Are you like me, and the entire week leading up to a race, you are constantly checking the weather apps on your smartphone attempting to gauge what the weather conditions will be for race day? If you are guilty of this behavior like I am, then you know how discouraging it came be to see the forecast for race day look dismal, with no hope of it getting better.
That was the situation I faced coming into the Shotgun Trail Blast race on Saturday, April 5, in Marcola. The weather was just going to be plain crappy, according to the meteorologists. Knowing I had about a 45 minute drive to get to the race didn’t help either, especially having to figure out directions to place in the woods I have never been. To cheer myself up a little about the impending ‘doom’ I had distilled over the race on Saturday, I bought myself a new piece of running gear; the Patagonia Houdini trail running jacket which is simply awesome. New running gear can sure change a bad-running-mood into a happy one.
Saturday morning arrived, and the weather was cloudy but not raining. This was a good way to start the
journey from Eugene to Marcola. The drive was uneventful, and I found Shotgun Creek recreation area with zero difficulty. Parking was uneventful; super easy and tons of parking spaces. Packet pick-up was uneventful; no lines with super friendly volunteers. Even waiting for the start of the race to begin was uneventful; no long lines at the restrooms, a fireplace in the covered area for runners to get ready for their race, and being able to watch the 50k ultra runners complete their first loop of the course and pass through the transition area. I even got to see super-awesome ultra-runner Dan Olmstead cruise effortlessly through the transition area. All of this was simply awesome – uneventful race preparations for the participant is the best, stressing about race stuff is not. Level 32 Racing nailed it here.
At 10 a.m., the 25k participants began their journey on the trails. A couple minutes later, us 10k racers sprung from the start gates on our 6.2 mile journey. For the first mile (about), we ran up gravel and paved service roads, then looped back down to pass the start line. From that point forward, the remaining portion of the course was strictly on single-track trails. I knew coming into the race, from reviewing the course map for the 10k, that there would be elevation gain. Boy, was there! What seemed like close to four miles was nearly all up hill. And through this portion, on super tight single track, the 50k participants were passing us as they completed their second loop. Wish I could run as effortlessly uphill as Dan Olmstead was when he passed me. Upon reaching the top, and preparing for the descent, the sun was trying to break through the fog and clouds – it was a majestic moment.

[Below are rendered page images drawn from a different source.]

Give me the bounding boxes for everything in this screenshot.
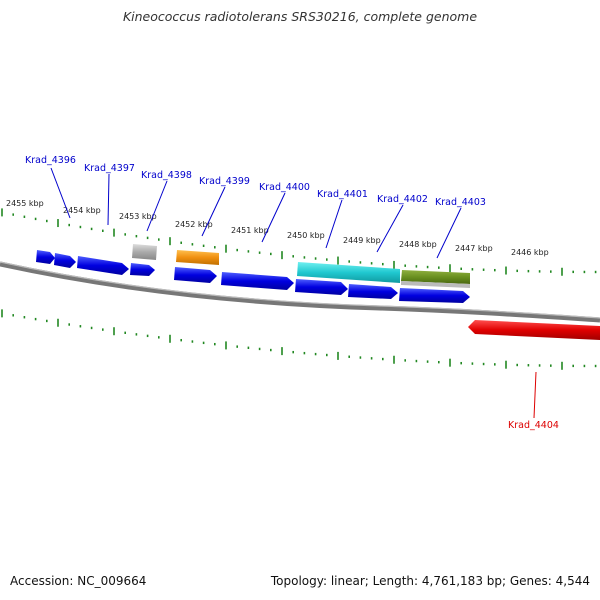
gene-arrow-reverse[interactable]	[468, 320, 600, 340]
tick-label: 2453 kbp	[119, 212, 157, 221]
gene-arrow[interactable]	[221, 272, 294, 290]
topology-text: Topology: linear; Length: 4,761,183 bp; …	[270, 574, 590, 588]
gene-label-krad-4404[interactable]: Krad_4404	[508, 420, 559, 431]
gene-labels: Krad_4396 Krad_4397 Krad_4398 Krad_4399 …	[25, 155, 559, 431]
rna-feature[interactable]	[132, 244, 157, 260]
gene-label-krad-4400[interactable]: Krad_4400	[259, 182, 310, 193]
genome-backbone	[0, 261, 600, 323]
feature-row-upper	[36, 244, 470, 303]
tick-label: 2454 kbp	[63, 206, 101, 215]
gene-label-krad-4403[interactable]: Krad_4403	[435, 197, 486, 208]
gene-label-krad-4399[interactable]: Krad_4399	[199, 176, 250, 187]
gene-arrow[interactable]	[77, 256, 129, 275]
tick-label: 2455 kbp	[6, 199, 44, 208]
label-leaders	[50, 167, 537, 419]
gene-arrow[interactable]	[174, 267, 217, 283]
tick-label: 2447 kbp	[455, 244, 493, 253]
gene-arrow[interactable]	[348, 284, 398, 299]
scale-tick-labels: 2455 kbp 2454 kbp 2453 kbp 2452 kbp 2451…	[6, 199, 549, 257]
gene-arrow[interactable]	[130, 263, 155, 276]
accession-text: Accession: NC_009664	[10, 574, 147, 588]
gene-label-krad-4397[interactable]: Krad_4397	[84, 163, 135, 174]
misc-feature[interactable]	[401, 270, 470, 284]
genome-title: Kineococcus radiotolerans SRS30216, comp…	[122, 9, 478, 24]
tick-label: 2449 kbp	[343, 236, 381, 245]
tick-label: 2446 kbp	[511, 248, 549, 257]
gene-arrow[interactable]	[399, 288, 470, 303]
upper-scale-ticks	[1, 208, 597, 276]
tick-label: 2452 kbp	[175, 220, 213, 229]
misc-feature[interactable]	[176, 250, 219, 265]
gene-arrow[interactable]	[54, 253, 76, 268]
gene-label-krad-4398[interactable]: Krad_4398	[141, 170, 192, 181]
lower-scale-ticks	[1, 309, 597, 370]
feature-row-lower	[468, 320, 600, 340]
misc-feature[interactable]	[297, 262, 400, 283]
gene-arrow[interactable]	[36, 250, 55, 264]
tick-label: 2450 kbp	[287, 231, 325, 240]
gene-label-krad-4396[interactable]: Krad_4396	[25, 155, 76, 166]
tick-label: 2451 kbp	[231, 226, 269, 235]
gene-label-krad-4402[interactable]: Krad_4402	[377, 194, 428, 205]
misc-feature-shadow	[401, 281, 470, 288]
gene-arrow[interactable]	[295, 279, 348, 295]
tick-label: 2448 kbp	[399, 240, 437, 249]
gene-label-krad-4401[interactable]: Krad_4401	[317, 189, 368, 200]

Then, the descent began! If you haven’t read my posts in the past, know that I am a descent-junkie. My pace descending is typically in the 6:30-7:00 minute per mile pace, sometimes faster (yahoo!). I kick up the dirt behind me and say a prayer I don’t fall over the edge. Well, this time I almost did. The trail conditions were deteriorating due to the rain the week leading up to the race. This caused a perfect ‘storm’ of super-thick, gooey ‘quick-sand’ style mud. Cruising down the hill, I found my back foot sticking into the mud pretty bad. At one point, my shoe was slower than I expected releasing from the tight grip of the mud, and my forefoot planted horribly, grazing a tree stump that was covered in moss and super slippery. Having freed by back foot, it planted conveniently on some larger rocks and made my ankle twist to the side. Through all of this, I knew there was a very steep “cliff” beside me, and that was the only place I would end up if I didn’t hold it together. Thankfully, I grew up ice-skating, and participating in all sorts of sports that require really good balance. Thanks Mom, for taking me to all those skating lessons! I made it through the hurdles the trail presented at that moment, without falling, legs always on the ground, and continued my accelerated pace down the remainder of the hill. The last mile, which followed Shotgun Creek to the finish line, was mostly flat with some nice rollers.

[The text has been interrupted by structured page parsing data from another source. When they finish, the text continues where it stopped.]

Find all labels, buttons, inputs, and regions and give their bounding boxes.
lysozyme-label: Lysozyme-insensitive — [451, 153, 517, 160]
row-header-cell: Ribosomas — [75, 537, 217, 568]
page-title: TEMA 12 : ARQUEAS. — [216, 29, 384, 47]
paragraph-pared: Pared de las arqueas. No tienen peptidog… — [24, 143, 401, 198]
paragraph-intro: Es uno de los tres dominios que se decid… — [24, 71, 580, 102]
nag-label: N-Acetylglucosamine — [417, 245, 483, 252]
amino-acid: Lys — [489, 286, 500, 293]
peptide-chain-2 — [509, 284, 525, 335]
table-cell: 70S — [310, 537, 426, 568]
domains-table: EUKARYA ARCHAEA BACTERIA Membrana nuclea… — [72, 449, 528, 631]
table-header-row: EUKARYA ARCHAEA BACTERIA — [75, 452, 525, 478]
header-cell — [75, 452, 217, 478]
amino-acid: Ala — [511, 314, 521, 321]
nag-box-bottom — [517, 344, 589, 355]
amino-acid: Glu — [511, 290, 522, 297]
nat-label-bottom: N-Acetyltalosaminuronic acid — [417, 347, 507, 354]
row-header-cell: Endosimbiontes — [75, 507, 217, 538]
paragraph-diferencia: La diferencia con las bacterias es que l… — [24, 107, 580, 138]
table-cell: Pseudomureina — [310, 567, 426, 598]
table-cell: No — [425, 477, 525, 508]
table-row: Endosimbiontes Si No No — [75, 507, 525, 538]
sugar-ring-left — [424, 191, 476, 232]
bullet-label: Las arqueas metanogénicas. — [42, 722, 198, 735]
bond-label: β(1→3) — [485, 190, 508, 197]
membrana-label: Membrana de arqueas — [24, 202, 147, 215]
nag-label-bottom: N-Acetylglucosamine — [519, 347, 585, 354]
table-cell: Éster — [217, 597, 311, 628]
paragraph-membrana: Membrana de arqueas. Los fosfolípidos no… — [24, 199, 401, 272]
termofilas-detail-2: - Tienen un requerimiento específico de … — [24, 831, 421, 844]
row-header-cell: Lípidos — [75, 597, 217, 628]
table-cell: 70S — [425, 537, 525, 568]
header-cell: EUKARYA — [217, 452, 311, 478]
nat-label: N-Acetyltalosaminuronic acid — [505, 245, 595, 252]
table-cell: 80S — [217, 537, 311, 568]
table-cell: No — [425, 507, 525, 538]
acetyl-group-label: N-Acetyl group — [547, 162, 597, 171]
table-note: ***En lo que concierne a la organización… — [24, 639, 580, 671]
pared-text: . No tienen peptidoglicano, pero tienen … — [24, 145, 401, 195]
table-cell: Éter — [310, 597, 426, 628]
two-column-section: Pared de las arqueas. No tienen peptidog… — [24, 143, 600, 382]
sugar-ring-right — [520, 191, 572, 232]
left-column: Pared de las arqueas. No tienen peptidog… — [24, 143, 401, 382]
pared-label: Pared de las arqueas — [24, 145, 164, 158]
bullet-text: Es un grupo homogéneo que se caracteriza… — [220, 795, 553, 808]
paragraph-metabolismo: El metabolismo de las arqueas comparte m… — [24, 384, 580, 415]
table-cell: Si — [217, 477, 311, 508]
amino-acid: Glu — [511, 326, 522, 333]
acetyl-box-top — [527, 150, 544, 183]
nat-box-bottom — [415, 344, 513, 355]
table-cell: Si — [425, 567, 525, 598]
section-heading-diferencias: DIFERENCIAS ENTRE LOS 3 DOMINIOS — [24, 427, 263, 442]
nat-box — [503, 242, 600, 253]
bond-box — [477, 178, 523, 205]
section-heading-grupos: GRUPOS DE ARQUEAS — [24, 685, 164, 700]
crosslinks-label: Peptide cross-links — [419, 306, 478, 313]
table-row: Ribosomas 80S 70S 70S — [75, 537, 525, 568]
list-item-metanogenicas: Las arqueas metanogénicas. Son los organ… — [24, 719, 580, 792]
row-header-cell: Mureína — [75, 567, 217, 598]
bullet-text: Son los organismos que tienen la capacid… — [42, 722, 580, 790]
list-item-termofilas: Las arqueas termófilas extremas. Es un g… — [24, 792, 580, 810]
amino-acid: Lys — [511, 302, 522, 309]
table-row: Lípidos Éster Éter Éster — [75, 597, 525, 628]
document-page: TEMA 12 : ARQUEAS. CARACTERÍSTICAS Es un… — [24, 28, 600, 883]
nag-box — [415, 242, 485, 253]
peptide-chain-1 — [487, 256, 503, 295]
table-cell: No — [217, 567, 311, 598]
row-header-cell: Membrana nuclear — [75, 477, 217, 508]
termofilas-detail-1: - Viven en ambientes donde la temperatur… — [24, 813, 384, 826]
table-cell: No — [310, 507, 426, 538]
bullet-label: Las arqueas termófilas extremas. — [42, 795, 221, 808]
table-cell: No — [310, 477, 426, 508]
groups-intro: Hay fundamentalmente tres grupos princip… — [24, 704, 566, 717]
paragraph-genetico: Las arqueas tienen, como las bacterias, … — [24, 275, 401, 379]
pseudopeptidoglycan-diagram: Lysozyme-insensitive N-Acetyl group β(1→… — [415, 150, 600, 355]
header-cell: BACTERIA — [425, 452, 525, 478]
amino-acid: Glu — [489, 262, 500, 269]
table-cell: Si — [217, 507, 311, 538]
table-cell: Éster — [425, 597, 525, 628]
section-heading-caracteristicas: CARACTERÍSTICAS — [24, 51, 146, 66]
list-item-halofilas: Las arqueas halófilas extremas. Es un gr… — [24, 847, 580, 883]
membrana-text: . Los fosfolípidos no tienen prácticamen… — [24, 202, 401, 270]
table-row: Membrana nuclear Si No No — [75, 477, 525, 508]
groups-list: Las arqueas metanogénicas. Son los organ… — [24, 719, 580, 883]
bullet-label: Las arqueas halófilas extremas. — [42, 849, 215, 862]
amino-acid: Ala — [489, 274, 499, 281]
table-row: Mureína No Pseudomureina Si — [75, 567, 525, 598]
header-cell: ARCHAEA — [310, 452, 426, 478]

After crossing the finish line, in traditional Level 32 Racing style, there were tons of post-race refreshments available to everyone. Plank Town Brewing Company had an IPA and porter available to try, Chapala Mexican Restaurant catered great Mexican food, and there was traditional post-race food like fruit, bagels, cream cheese, and other runner friendly refreshments. Also, as was the case prior to the start of the race, the awesome fireplace was packed with wood and keeping everyone toasty warm. As participants crossed the finish line, they were informed if they won any of the prize drawing items. Low and behold I did! I got a super cool Shotgun Trail Blast sweatshirt – thank you! Also, finishers could get a print out of their preliminary results, and awards for overall and age-group winners were handed out immediately. I really appreciate this, too. Unfortunately, I didn’t make it in the top three for my age division, which I had really hoped I would, but there were some speed demons on the course in the 30-34 age division! Great job ladies!
The Shotgun Trail Blast was the second of six events in the Run Big Trail Series, a trail running series by Level 32 Racing. The next event, Ridgeline Ramble, will occur on Saturday, May 24, 2014 in Eugene, Oregon. This race will feature 20k, 20k relay, and 10k distances.
Thanks Level 32 Racing for another excellent trail run!